За щитами больше ничего не шевелилось, и пехотные французские солдаты с офицерами пошли к воротам. В воротах лежало три раненых и четыре убитых человека. Два человека в кафтанах убегали низом, вдоль стен, к Знаменке.
– Enlevez moi ca, [Уберите это,] – сказал офицер, указывая на бревна и трупы; и французы, добив раненых, перебросили трупы вниз за ограду. Кто были эти люди, никто не знал. «Enlevez moi ca», – сказано только про них, и их выбросили и прибрали потом, чтобы они не воняли. Один Тьер посвятил их памяти несколько красноречивых строк: «Ces miserables avaient envahi la citadelle sacree, s'etaient empares des fusils de l'arsenal, et tiraient (ces miserables) sur les Francais.
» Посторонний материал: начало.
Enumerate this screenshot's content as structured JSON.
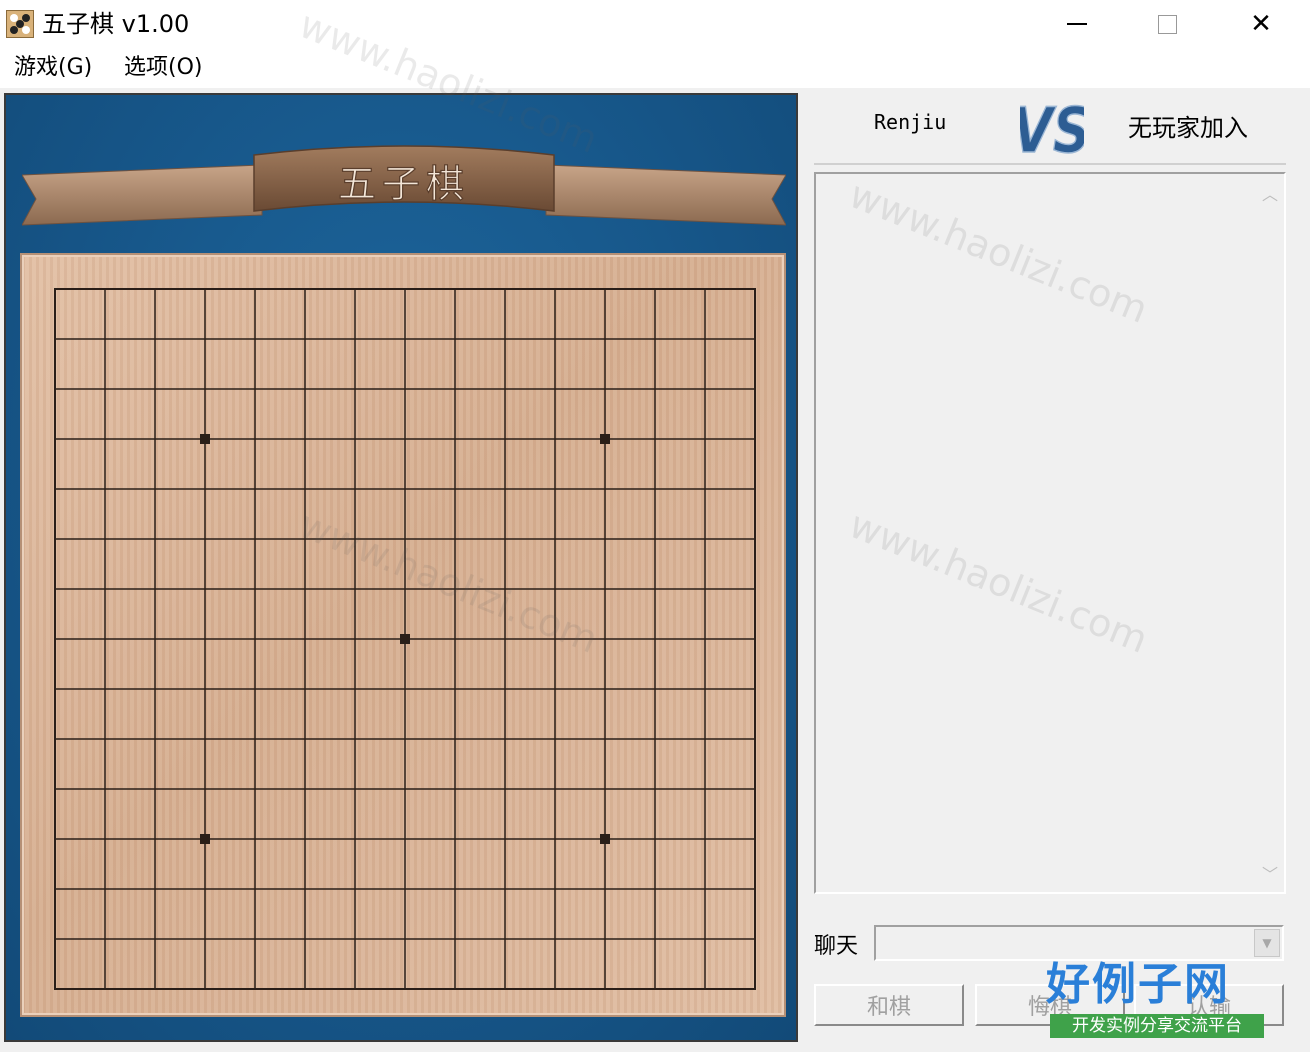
{
  "window": {
    "title": "五子棋 v1.00",
    "minimize_glyph": "—",
    "maximize_glyph": "☐",
    "close_glyph": "✕"
  },
  "menu": [
    {
      "label": "游戏(G)"
    },
    {
      "label": "选项(O)"
    }
  ],
  "board": {
    "banner_text": "五子棋",
    "grid_lines": 15,
    "star_points": [
      [
        3,
        3
      ],
      [
        3,
        11
      ],
      [
        7,
        7
      ],
      [
        11,
        3
      ],
      [
        11,
        11
      ]
    ],
    "line_color": "#2a1f18",
    "wood_color": "#dcb79b"
  },
  "players": {
    "player1": "Renjiu",
    "vs_text": "VS",
    "player2": "无玩家加入"
  },
  "chat": {
    "label": "聊天",
    "input_value": ""
  },
  "buttons": {
    "draw": "和棋",
    "undo": "悔棋",
    "resign": "认输"
  },
  "watermark": {
    "text": "www.haolizi.com",
    "logo_main": "好例子网",
    "logo_sub": "开发实例分享交流平台"
  },
  "icons": {
    "app": "gomoku-board-icon",
    "scroll_up": "chevron-up-icon",
    "scroll_down": "chevron-down-icon",
    "dropdown": "dropdown-arrow-icon"
  }
}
On en sabra quelques'uns et on purgea le Kremlin de leur presence. [Эти несчастные наполнили священную крепость, овладели ружьями арсенала и стреляли во французов. Некоторых из них порубили саблями, и очистили Кремль от их присутствия.]
Мюрату было доложено, что путь расчищен. Французы вошли в ворота и стали размещаться лагерем на Сенатской площади. Солдаты выкидывали стулья из окон сената на площадь и раскладывали огни.
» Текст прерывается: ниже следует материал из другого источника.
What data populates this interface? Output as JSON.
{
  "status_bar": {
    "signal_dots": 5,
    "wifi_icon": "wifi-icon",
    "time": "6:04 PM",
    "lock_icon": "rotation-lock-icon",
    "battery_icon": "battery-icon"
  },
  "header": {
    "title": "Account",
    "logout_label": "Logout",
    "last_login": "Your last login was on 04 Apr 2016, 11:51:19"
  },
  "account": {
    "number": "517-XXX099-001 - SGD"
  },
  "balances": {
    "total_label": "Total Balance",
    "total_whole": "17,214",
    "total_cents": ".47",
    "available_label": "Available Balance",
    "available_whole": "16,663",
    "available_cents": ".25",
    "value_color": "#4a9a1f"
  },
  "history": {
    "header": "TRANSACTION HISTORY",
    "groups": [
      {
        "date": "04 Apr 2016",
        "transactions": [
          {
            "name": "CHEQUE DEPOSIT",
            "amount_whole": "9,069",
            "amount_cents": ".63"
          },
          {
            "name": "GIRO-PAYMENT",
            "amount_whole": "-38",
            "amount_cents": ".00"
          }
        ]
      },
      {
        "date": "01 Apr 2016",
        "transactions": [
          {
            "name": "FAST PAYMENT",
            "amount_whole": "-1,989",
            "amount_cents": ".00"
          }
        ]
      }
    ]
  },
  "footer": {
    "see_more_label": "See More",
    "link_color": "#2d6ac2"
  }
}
Другие отряды проходили через Кремль и размещались по Маросейке, Лубянке, Покровке. Третьи размещались по Вздвиженке, Знаменке, Никольской, Тверской. Везде, не находя хозяев, французы размещались не как в городе на квартирах, а как в лагере, который расположен в городе.
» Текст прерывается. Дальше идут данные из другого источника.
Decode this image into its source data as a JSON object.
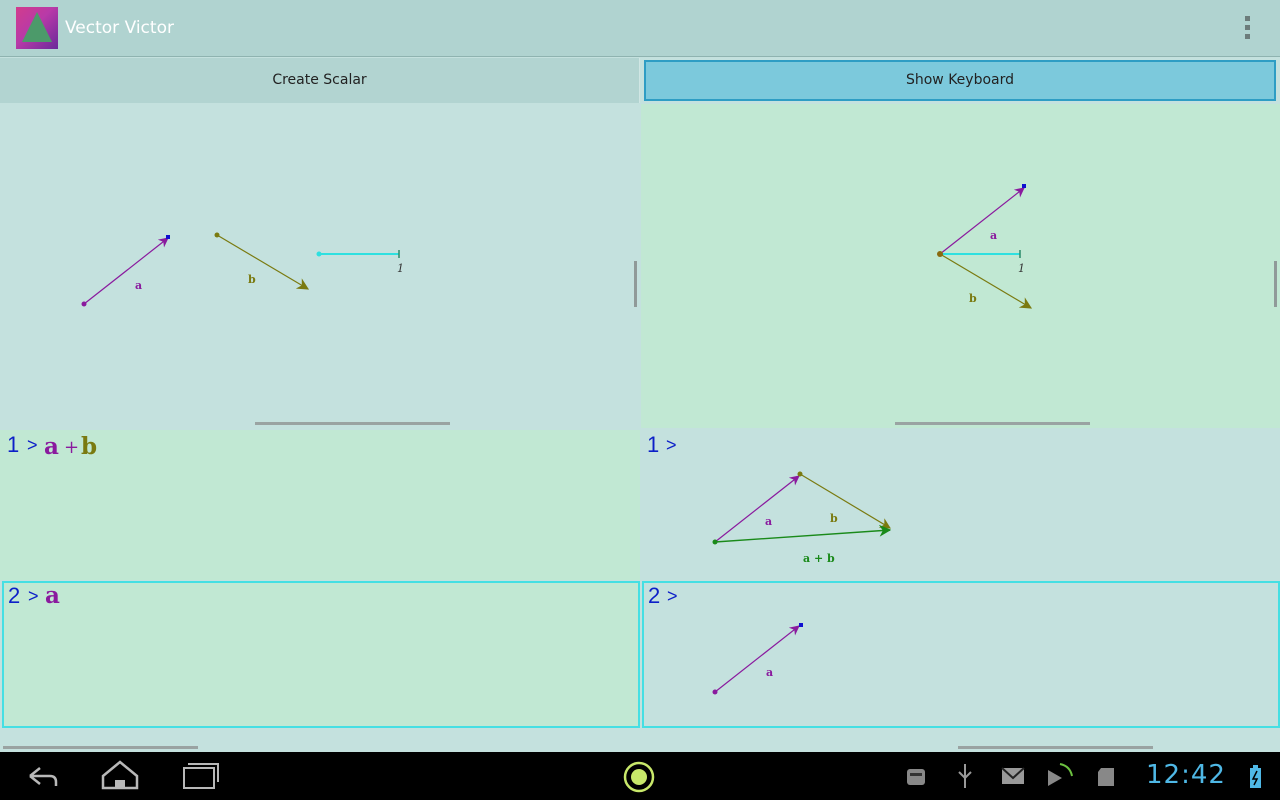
{
  "app": {
    "title": "Vector Victor"
  },
  "buttons": {
    "create_scalar": "Create Scalar",
    "show_keyboard": "Show Keyboard"
  },
  "canvas_left": {
    "vector_a_label": "a",
    "vector_b_label": "b",
    "scalar_label": "1"
  },
  "canvas_right": {
    "vector_a_label": "a",
    "vector_b_label": "b",
    "scalar_label": "1"
  },
  "history": {
    "entries": [
      {
        "number": "1",
        "prompt": ">",
        "input": {
          "a": "a",
          "plus": "+",
          "b": "b"
        },
        "result_labels": {
          "a": "a",
          "b": "b",
          "sum": "a + b"
        }
      },
      {
        "number": "2",
        "prompt": ">",
        "input": {
          "a": "a"
        },
        "result_labels": {
          "a": "a"
        }
      }
    ]
  },
  "status_bar": {
    "time": "12:42"
  },
  "colors": {
    "vector_a": "#8a1a9e",
    "vector_b": "#7a7a10",
    "vector_sum": "#1a8a1a",
    "scalar": "#2ee0e0",
    "index_blue": "#0c1fc8",
    "selected_border": "#45dfe3",
    "clock": "#4fb8e6"
  },
  "icons": [
    "app-icon",
    "overflow-menu-icon",
    "back-icon",
    "home-icon",
    "recent-apps-icon",
    "center-launcher-icon",
    "android-debug-icon",
    "usb-icon",
    "gmail-icon",
    "play-store-icon",
    "sd-card-icon",
    "battery-charging-icon"
  ]
}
Хотя и оборванные, голодные, измученные и уменьшенные до 1/3 части своей прежней численности, французские солдаты вступили в Москву еще в стройном порядке. Это было измученное, истощенное, но еще боевое и грозное войско. Но это было войско только до той минуты, пока солдаты этого войска не разошлись по квартирам. Как только люди полков стали расходиться по пустым и богатым домам, так навсегда уничтожалось войско и образовались не жители и не солдаты, а что то среднее, называемое мародерами. Когда, через пять недель, те же самые люди вышли из Москвы, они уже не составляли более войска. Это была толпа мародеров, из которых каждый вез или нес с собой кучу вещей, которые ему казались ценны и нужны. Цель каждого из этих людей при выходе из Москвы не состояла, как прежде, в том, чтобы завоевать, а только в том, чтобы удержать приобретенное. Подобно той обезьяне, которая, запустив руку в узкое горло кувшина и захватив горсть орехов, не разжимает кулака, чтобы не потерять схваченного, и этим губит себя, французы, при выходе из Москвы, очевидно, должны были погибнуть вследствие того, что они тащили с собой награбленное, но бросить это награбленное им было так же невозможно, как невозможно обезьяне разжать горсть с орехами. Через десять минут после вступления каждого французского полка в какой нибудь квартал Москвы, не оставалось ни одного солдата и офицера. В окнах домов видны были люди в шинелях и штиблетах, смеясь прохаживающиеся по комнатам; в погребах, в подвалах такие же люди хозяйничали с провизией; на дворах такие же люди отпирали или отбивали ворота сараев и конюшен; в кухнях раскладывали огни, с засученными руками пекли, месили и варили, пугали, смешили и ласкали женщин и детей. И этих людей везде, и по лавкам и по домам, было много; но войска уже не было.